Field Botany Changed the World

Two pretty telling student quotes from the video1 above.

“I was real excited that our blog is now an example for anyone. If you want to look up high bush clover you can look on one of our blogs and find our pictures.”

“I think that knowing that the blog and the material would be accessible to anyone made the idea of putting it out there made the idea more exciting in some way but also I put more thought into it for that reason.”

The Field Botany blog ended up with 3,675 posts from 27 students. That’s some pretty serious output.

That content will remain accessible and the site can evolve2 with each iteration of the course.

Two rather simple questions stay in my head lately.

  • How can we have students do more than stairmaster work? – I’ve never cared for burning calories just to burn calories. I’d rather go somewhere. Even running in a circle is better than running in place. I can’t stop thinking about how much time and energy go into things that neither the student nor the teacher want.
  • Since we can aggregate and archive student work, how does that change what we ask students to do?
    Student work can be valuable. It can add value in the context of other student work. It can be a resource for other students. It can help set norms, build community, provide a really important window on programs . . . there are so many things this simple possibility might allow if we reconsider what we have students do.

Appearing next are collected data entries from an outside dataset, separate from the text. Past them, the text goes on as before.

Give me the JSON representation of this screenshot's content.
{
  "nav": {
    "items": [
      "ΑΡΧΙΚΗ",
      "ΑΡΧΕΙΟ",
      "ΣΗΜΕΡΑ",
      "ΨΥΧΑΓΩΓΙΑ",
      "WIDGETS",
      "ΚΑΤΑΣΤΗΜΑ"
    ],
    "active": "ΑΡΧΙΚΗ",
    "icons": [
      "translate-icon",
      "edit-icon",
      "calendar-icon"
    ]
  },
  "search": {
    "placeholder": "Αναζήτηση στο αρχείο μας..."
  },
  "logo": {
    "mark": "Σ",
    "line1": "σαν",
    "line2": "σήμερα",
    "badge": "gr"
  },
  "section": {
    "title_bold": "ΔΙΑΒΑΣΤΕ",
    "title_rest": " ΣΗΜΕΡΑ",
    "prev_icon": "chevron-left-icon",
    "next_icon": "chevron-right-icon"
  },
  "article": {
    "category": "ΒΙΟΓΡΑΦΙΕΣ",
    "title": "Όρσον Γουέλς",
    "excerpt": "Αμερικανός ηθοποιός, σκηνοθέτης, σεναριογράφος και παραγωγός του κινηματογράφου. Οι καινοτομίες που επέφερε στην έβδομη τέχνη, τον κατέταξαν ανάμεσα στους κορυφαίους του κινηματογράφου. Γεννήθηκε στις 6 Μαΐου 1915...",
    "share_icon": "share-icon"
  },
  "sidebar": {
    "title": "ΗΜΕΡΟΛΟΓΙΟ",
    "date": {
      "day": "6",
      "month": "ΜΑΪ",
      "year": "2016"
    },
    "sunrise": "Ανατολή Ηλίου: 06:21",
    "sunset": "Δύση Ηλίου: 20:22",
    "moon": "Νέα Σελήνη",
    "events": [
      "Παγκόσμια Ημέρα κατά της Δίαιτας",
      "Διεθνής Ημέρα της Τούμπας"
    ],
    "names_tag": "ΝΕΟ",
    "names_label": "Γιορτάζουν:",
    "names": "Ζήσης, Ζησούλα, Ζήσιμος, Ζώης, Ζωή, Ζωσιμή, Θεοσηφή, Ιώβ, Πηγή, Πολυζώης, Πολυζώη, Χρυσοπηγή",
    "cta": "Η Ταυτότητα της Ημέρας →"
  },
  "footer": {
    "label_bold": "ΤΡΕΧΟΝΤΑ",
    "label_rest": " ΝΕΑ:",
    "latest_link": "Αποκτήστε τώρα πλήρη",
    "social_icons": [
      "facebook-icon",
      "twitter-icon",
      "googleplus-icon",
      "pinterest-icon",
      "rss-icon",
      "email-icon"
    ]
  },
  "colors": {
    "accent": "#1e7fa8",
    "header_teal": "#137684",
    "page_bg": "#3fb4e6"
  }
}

1 That video is Molly’s great work.

2 I need to do so many things to make it better.

3 thoughts on “Field Botany Changed the World

  1. It’s a brilliant site concept and yes, Molly is an video artist. Field Botany is great answer to what David Wiley calls the “disposable assignment”

    These are assignments that students complain about doing and faculty complain about grading. They’re assignments that add no value to the world – after a student spends three hours creating it, a teacher spends 30 minutes grading it, and then the student throws it away. Not only do these assignments add no value to the world, they actually suck value out of the world. Talk about an incredible waste of time and brain power (an a potentially huge source of cognitive surplus)!

    What if we changed these “disposable assignments” into activities which actually added value to the world? Then students and faculty might feel different about the time and effort they invested in them. I have seen time and again that they do feel different about the efforts they make under these circumstances.